His accomplice, Zinaida Serebritskaya, allegedly gave Korba the keys to the entrance of the general's residence, where she also lived. According to the FSB, she has since allegedly moved to Ukraine.

Another co-conspirator, Vasin, rented the apartment where Korba lived and provided him with public transportation tickets.

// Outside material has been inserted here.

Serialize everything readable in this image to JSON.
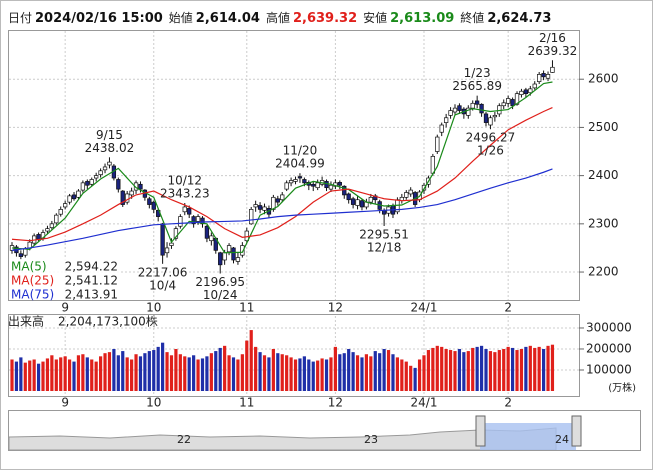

The FSB said Vasin had participated in protests in Moscow and supported the Anti-Corruption Foundation, a non-profit organization founded in 2024 by the murdered opposition leader Alexei Navalny.

All three suspects are reportedly facing charges that could result in life imprisonment.

Bulgarian investigative journalist and head of investigations at The Insider, Christo Grozev, suggested on X that one of the suspects, Vasin, works for an FSB-linked company that manufactures surveillance tools.

"At least through August 2025, Viktor Vasin was employed as 'chief expert' at NTC Atlas, launched by FSB and now part of military-industrial behemoth Rostec," Grozev wrote.

According to him, Vasin also graduated from Russia's military command communications academy, which was listed on his CV in 2014.

The attempted assassination of Alekseev is "much more likely" to have been linked to a "domestic issue," given the general's role in the 2023 uprising of the Wagner Group, a mercenary unit, a former official told the Washington Post.

Alekseev was then involved in suppressing the mercenary uprising and was reportedly seen meeting with the group's leader, Yevgeniy Prigozhin, before Prigozhin died in a plane crash widely suspected of being orchestrated by Russia's intelligence services.

Alekseev was shot multiple times in Moscow by an unknown assailant, the Kremlin said on Feb 6. The following day, on Feb. 7, Russian state media reported that Alekseev had regained consciousness after successfully undergoing surgery.

Alekseev — born in 1961 in Soviet Ukraine — is the first deputy head of Russian military intelligence (GRU), serving in the role since 2011.

He was sanctioned by the U.S. in 2016 for organizing "malicious cyber activities" during the U.S. presidential election of that year which saw Donald Trump win his first term in office.

The Kremlin reportedly awarded him the title of Hero of the Russian Federation the following year.

Alekseev has also been accused by the U.K. and EU of orchestrating the chemical weapons attack in Salisbury in 2018 that targeted Russian double agent Sergei Skripal and his daughter.